My kubernetes have liveness enable, and it log on application, like this:
kubectl logs -n example-namespace example-app node-app
::ffff:127.0.0.1 - - [17/Sep/2020:14:12:19 +0000] "GET /docs HTTP/1.1" 301 175
::ffff:127.0.0.1 - - [17/Sep/2020:14:13:19 +0000] "GET /docs/ HTTP/1.1" 200 3104
::192.168.0.1 - - [17/Sep/2020:14:13:19 +0000] "GET /home-page HTTP/1.1" 200 3104
::ffff:127.0.0.1 - - [17/Sep/2020:14:13:19 +0000] "GET /docs HTTP/1.1" 301 175
::ffff:127.0.0.1 - - [17/Sep/2020:14:13:22 +0000] "GET /docs/ HTTP/1.1" 200 3104
I Use fluentD to send logs to ClowdWatch.

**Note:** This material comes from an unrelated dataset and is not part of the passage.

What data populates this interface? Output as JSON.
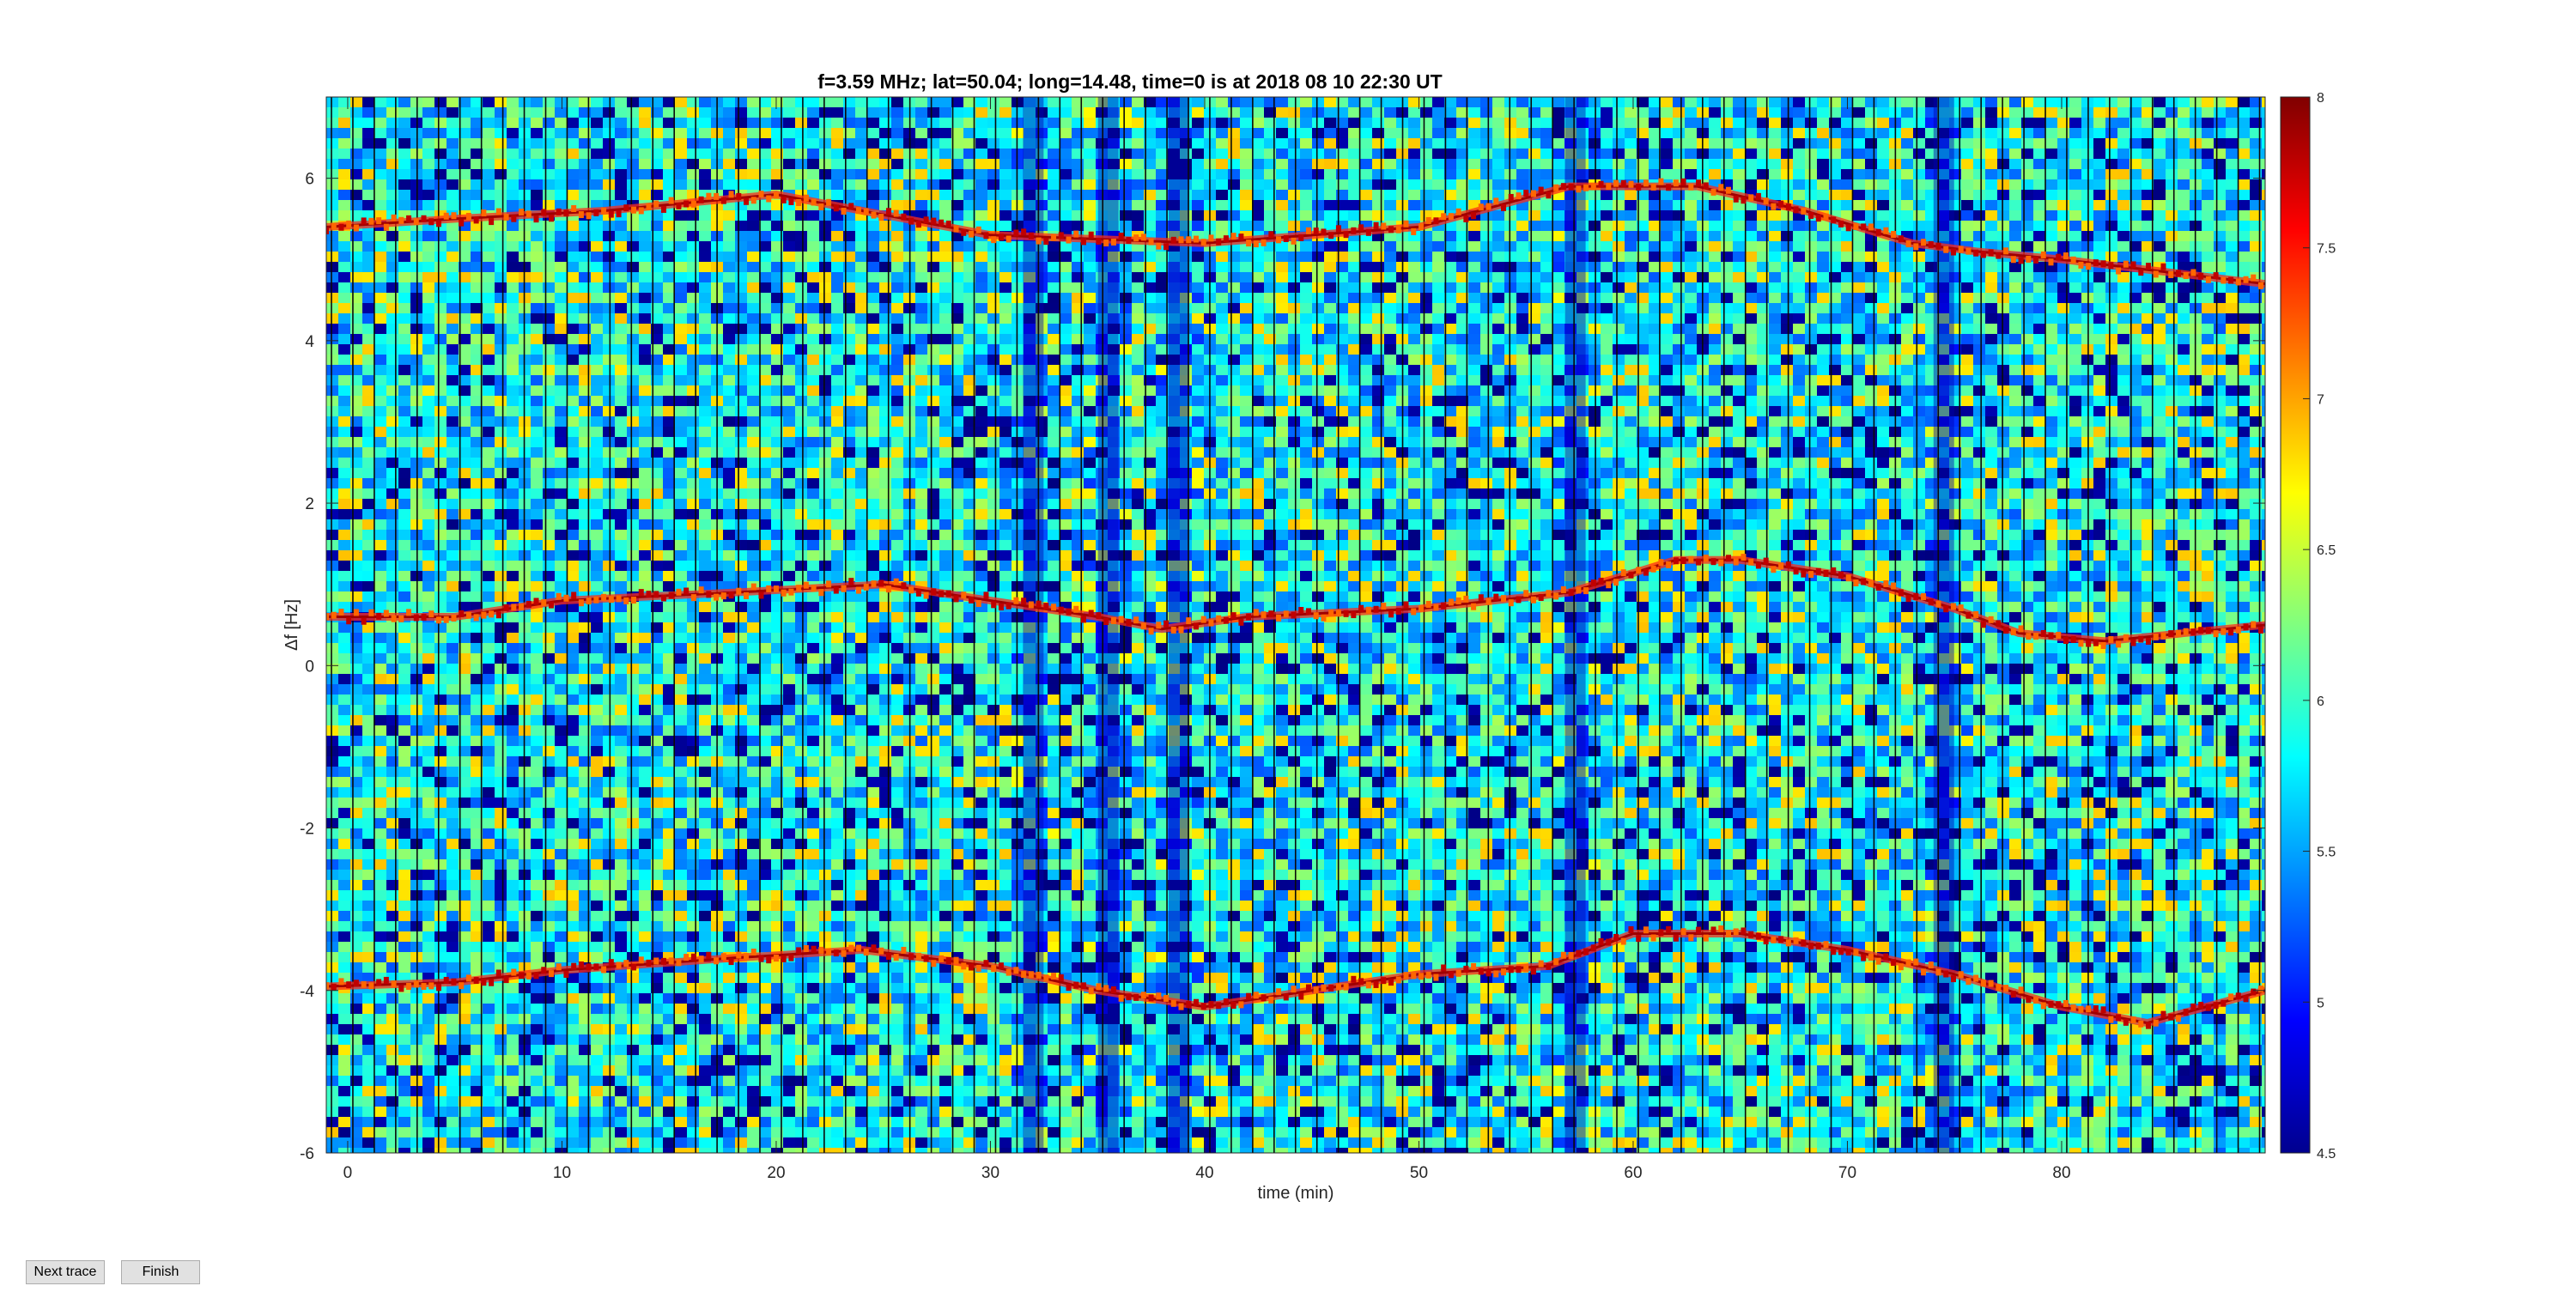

My fluentD configuration:
How can i filter, to fluentD only matches
::192.168.0.1 - - [17/Sep/2020:14:13:19 +0000] "GET /home-page HTTP/1.1" 200 3104
And ignore
::ffff:127.0.0.1 - - [17/Sep/2020:14:13:19 +0000] "GET /docs HTTP/1.1" 301 175
Thanks!
After some research, i found this solution:
<match kubernetes.var.log.containers.**_kube-system_**>
@type null
</match>
and this
<filter **>
@type grep
exclude1 log docs
</filter>
The reference:
https://github.com/fabric8io/fluent-plugin-kubernetes_metadata_filter/issues/91
https://docs.fluentd.org/filter/grep
EDIT
or add:
exclude_path ["/var/log/containers/cloudwatch-agent*", "/var/log/containers/fluentd*", "/var/log/containers/*istio*"]
this config ignore the source files with pattern istio.